Just this week I was told that some Times employees are hopping mad, because the Tribune Co. has welshed on an earlier commitment to give employees who joined the Times from other Times-Mirror papers pension credits for their prior service. Also, I'm told, another complaint at the Times is that efforts to improve the Times web site and its marketing have been vetoed on the grounds they would cost too much.
Under Tribune control, circulation of the L.A. Times has dropped by nearly 250,000, and there is little effort to build back circulation or even stop the slide.
As I said in a blog last week, we can hope that the Chandler family members on the Tribune board, Jeffery Chandler, Roger Goodan, and William Stinehart, Jr., might have some residual loyalty to California that leads them to oppose FitzSimons' attitude and conduct toward the Times.
The Chandler family trust's share of the Tribune Co. stock is not enough to force a sale of the Times back to local interests, but certainly is enough to put some pressure on the board for such a sale, especially given FitzSimon's poor performance.
Meanwhile, I note that in communicating with the employees, FitzSimons has taken simply to signing himself as "Dennis," without giving his last name.
FitzSimons may be psychologically comparing himself in this gesture with Napoleon and Michelangelo, great geniuses who became universally known by their first names.

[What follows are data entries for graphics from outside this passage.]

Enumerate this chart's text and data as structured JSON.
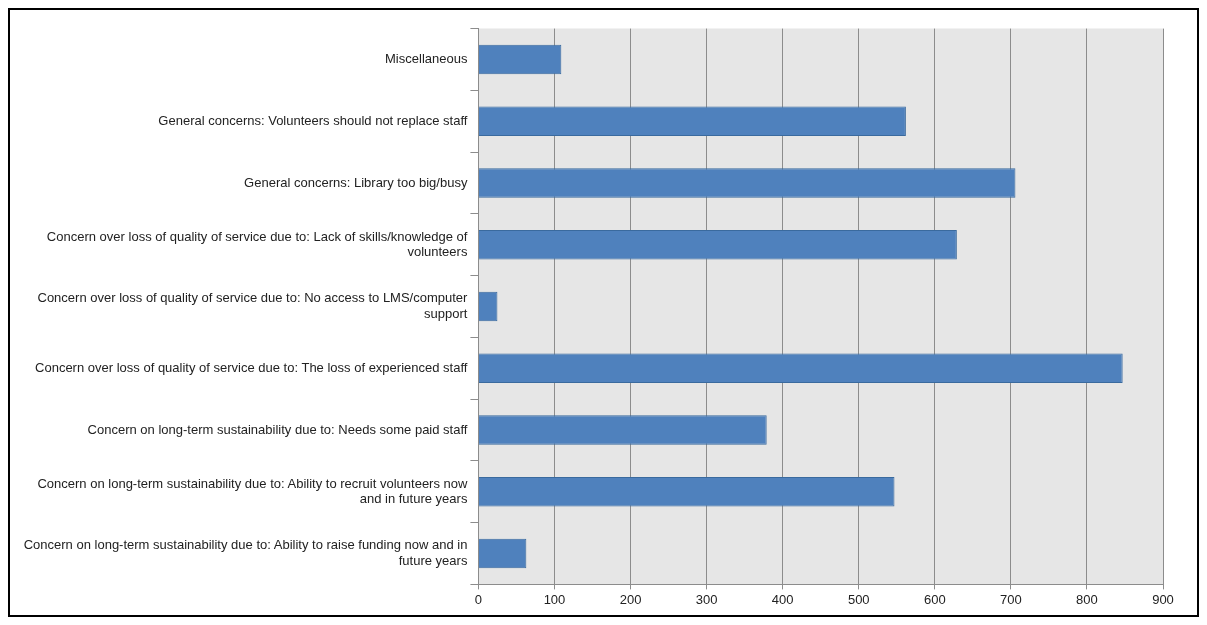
{
  "chart_data": {
    "type": "bar",
    "orientation": "horizontal",
    "categories": [
      "Miscellaneous",
      "General concerns: Volunteers should not replace staff",
      "General concerns: Library too big/busy",
      "Concern over loss of quality of service due to: Lack of skills/knowledge of volunteers",
      "Concern over loss of quality of service due to: No access to LMS/computer support",
      "Concern over loss of quality of service due to: The loss of experienced staff",
      "Concern on long-term sustainability due to: Needs some paid staff",
      "Concern on long-term sustainability due to: Ability to recruit volunteers now and in future years",
      "Concern on long-term sustainability due to: Ability to raise funding now and in future years"
    ],
    "values": [
      109,
      562,
      706,
      629,
      25,
      847,
      379,
      547,
      63
    ],
    "color": "#4f81bd",
    "xlim": [
      0,
      900
    ],
    "xticks": [
      0,
      100,
      200,
      300,
      400,
      500,
      600,
      700,
      800,
      900
    ],
    "grid": "x",
    "legend": false
  }
}
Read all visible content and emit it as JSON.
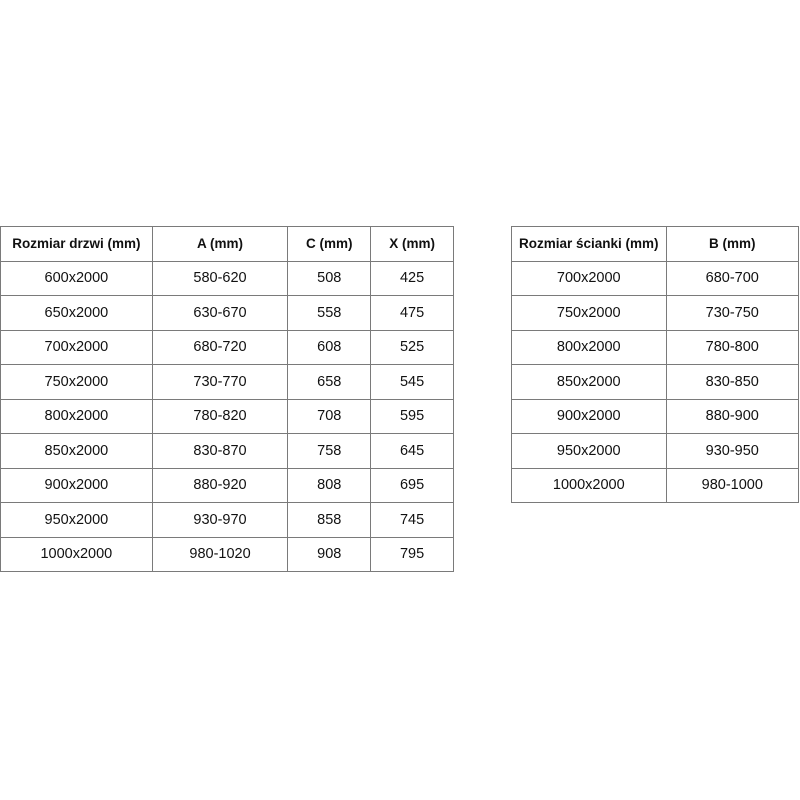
{
  "door_table": {
    "headers": [
      "Rozmiar drzwi (mm)",
      "A (mm)",
      "C (mm)",
      "X (mm)"
    ],
    "rows": [
      [
        "600x2000",
        "580-620",
        "508",
        "425"
      ],
      [
        "650x2000",
        "630-670",
        "558",
        "475"
      ],
      [
        "700x2000",
        "680-720",
        "608",
        "525"
      ],
      [
        "750x2000",
        "730-770",
        "658",
        "545"
      ],
      [
        "800x2000",
        "780-820",
        "708",
        "595"
      ],
      [
        "850x2000",
        "830-870",
        "758",
        "645"
      ],
      [
        "900x2000",
        "880-920",
        "808",
        "695"
      ],
      [
        "950x2000",
        "930-970",
        "858",
        "745"
      ],
      [
        "1000x2000",
        "980-1020",
        "908",
        "795"
      ]
    ]
  },
  "wall_table": {
    "headers": [
      "Rozmiar ścianki (mm)",
      "B (mm)"
    ],
    "rows": [
      [
        "700x2000",
        "680-700"
      ],
      [
        "750x2000",
        "730-750"
      ],
      [
        "800x2000",
        "780-800"
      ],
      [
        "850x2000",
        "830-850"
      ],
      [
        "900x2000",
        "880-900"
      ],
      [
        "950x2000",
        "930-950"
      ],
      [
        "1000x2000",
        "980-1000"
      ]
    ]
  }
}
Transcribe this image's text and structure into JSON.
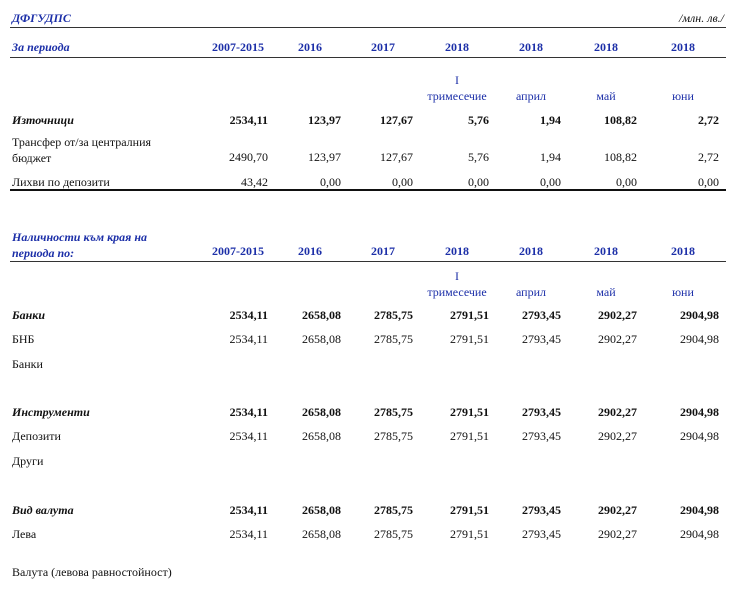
{
  "header": {
    "title": "ДФГУДПС",
    "unit": "/млн. лв./"
  },
  "sections": [
    {
      "label": "За периода",
      "columns": [
        "2007-2015",
        "2016",
        "2017",
        "2018",
        "2018",
        "2018",
        "2018"
      ],
      "subcolumns": [
        null,
        null,
        null,
        "I\nтримесечие",
        "април",
        "май",
        "юни"
      ],
      "rows": [
        {
          "label": "Източници",
          "bold": true,
          "values": [
            "2534,11",
            "123,97",
            "127,67",
            "5,76",
            "1,94",
            "108,82",
            "2,72"
          ]
        },
        {
          "label": "Трансфер от/за централния бюджет",
          "bold": false,
          "values": [
            "2490,70",
            "123,97",
            "127,67",
            "5,76",
            "1,94",
            "108,82",
            "2,72"
          ]
        },
        {
          "label": "Лихви по депозити",
          "bold": false,
          "values": [
            "43,42",
            "0,00",
            "0,00",
            "0,00",
            "0,00",
            "0,00",
            "0,00"
          ]
        }
      ]
    },
    {
      "label": "Наличности към края на периода по:",
      "columns": [
        "2007-2015",
        "2016",
        "2017",
        "2018",
        "2018",
        "2018",
        "2018"
      ],
      "subcolumns": [
        null,
        null,
        null,
        "I\nтримесечие",
        "април",
        "май",
        "юни"
      ],
      "rows": [
        {
          "label": "Банки",
          "bold": true,
          "values": [
            "2534,11",
            "2658,08",
            "2785,75",
            "2791,51",
            "2793,45",
            "2902,27",
            "2904,98"
          ]
        },
        {
          "label": "БНБ",
          "bold": false,
          "values": [
            "2534,11",
            "2658,08",
            "2785,75",
            "2791,51",
            "2793,45",
            "2902,27",
            "2904,98"
          ]
        },
        {
          "label": "Банки",
          "bold": false,
          "values": []
        },
        {
          "label": "Инструменти",
          "bold": true,
          "values": [
            "2534,11",
            "2658,08",
            "2785,75",
            "2791,51",
            "2793,45",
            "2902,27",
            "2904,98"
          ]
        },
        {
          "label": "Депозити",
          "bold": false,
          "values": [
            "2534,11",
            "2658,08",
            "2785,75",
            "2791,51",
            "2793,45",
            "2902,27",
            "2904,98"
          ]
        },
        {
          "label": "Други",
          "bold": false,
          "values": []
        },
        {
          "label": "Вид валута",
          "bold": true,
          "values": [
            "2534,11",
            "2658,08",
            "2785,75",
            "2791,51",
            "2793,45",
            "2902,27",
            "2904,98"
          ]
        },
        {
          "label": "Лева",
          "bold": false,
          "values": [
            "2534,11",
            "2658,08",
            "2785,75",
            "2791,51",
            "2793,45",
            "2902,27",
            "2904,98"
          ]
        },
        {
          "label": "Валута (левова равностойност)",
          "bold": false,
          "values": []
        }
      ]
    }
  ]
}
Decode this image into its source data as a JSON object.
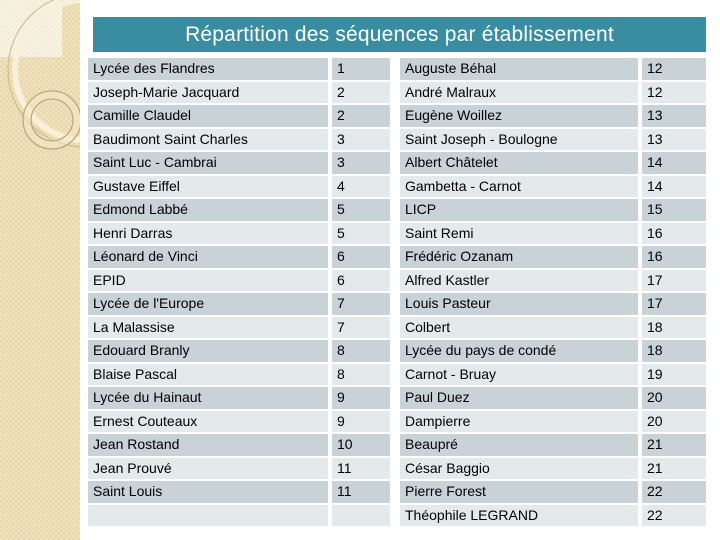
{
  "slide": {
    "title": "Répartition des séquences par établissement"
  },
  "colors": {
    "title_bg": "#3A8CA0",
    "title_text": "#FFFFFF",
    "row_dark": "#C9D3D7",
    "row_light": "#E4EAEC",
    "strip_bg": "#E7D6A9",
    "strip_ring": "#BFA97C",
    "strip_arc": "#F8F0D8"
  },
  "tables": {
    "left": {
      "rows": [
        {
          "name": "Lycée des Flandres",
          "value": "1"
        },
        {
          "name": "Joseph-Marie Jacquard",
          "value": "2"
        },
        {
          "name": "Camille Claudel",
          "value": "2"
        },
        {
          "name": "Baudimont Saint Charles",
          "value": "3"
        },
        {
          "name": "Saint Luc - Cambrai",
          "value": "3"
        },
        {
          "name": "Gustave Eiffel",
          "value": "4"
        },
        {
          "name": "Edmond Labbé",
          "value": "5"
        },
        {
          "name": "Henri Darras",
          "value": "5"
        },
        {
          "name": "Léonard de Vinci",
          "value": "6"
        },
        {
          "name": "EPID",
          "value": "6"
        },
        {
          "name": "Lycée de l'Europe",
          "value": "7"
        },
        {
          "name": "La Malassise",
          "value": "7"
        },
        {
          "name": "Edouard Branly",
          "value": "8"
        },
        {
          "name": "Blaise Pascal",
          "value": "8"
        },
        {
          "name": "Lycée du Hainaut",
          "value": "9"
        },
        {
          "name": "Ernest Couteaux",
          "value": "9"
        },
        {
          "name": "Jean Rostand",
          "value": "10"
        },
        {
          "name": "Jean Prouvé",
          "value": "11"
        },
        {
          "name": "Saint Louis",
          "value": "11"
        },
        {
          "name": "",
          "value": ""
        }
      ]
    },
    "right": {
      "rows": [
        {
          "name": "Auguste Béhal",
          "value": "12"
        },
        {
          "name": "André Malraux",
          "value": "12"
        },
        {
          "name": "Eugène Woillez",
          "value": "13"
        },
        {
          "name": "Saint Joseph - Boulogne",
          "value": "13"
        },
        {
          "name": "Albert Châtelet",
          "value": "14"
        },
        {
          "name": "Gambetta - Carnot",
          "value": "14"
        },
        {
          "name": "LICP",
          "value": "15"
        },
        {
          "name": "Saint Remi",
          "value": "16"
        },
        {
          "name": "Frédéric Ozanam",
          "value": "16"
        },
        {
          "name": "Alfred Kastler",
          "value": "17"
        },
        {
          "name": "Louis Pasteur",
          "value": "17"
        },
        {
          "name": "Colbert",
          "value": "18"
        },
        {
          "name": "Lycée du pays de condé",
          "value": "18"
        },
        {
          "name": "Carnot - Bruay",
          "value": "19"
        },
        {
          "name": "Paul Duez",
          "value": "20"
        },
        {
          "name": "Dampierre",
          "value": "20"
        },
        {
          "name": "Beaupré",
          "value": "21"
        },
        {
          "name": "César Baggio",
          "value": "21"
        },
        {
          "name": "Pierre Forest",
          "value": "22"
        },
        {
          "name": "Théophile LEGRAND",
          "value": "22"
        }
      ]
    }
  }
}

Or even Willie Brown, the former speaker of the California Assembly, who was often known simply as Willie.
However, to paraphrase the late departed Texas senator, Lloyd Bentsen, we know a lot about Napoleon and Michelangelo, and even Willie, and FitzSimons can't lay an authentic claim to be like any of them. He is certainly no genius, except when it comes to raising his own salary.
FitzSimons, in fact, has lost all claim to be on familiar terms, such as using only his first name, with employees he continues to layoff or otherwise mistreat.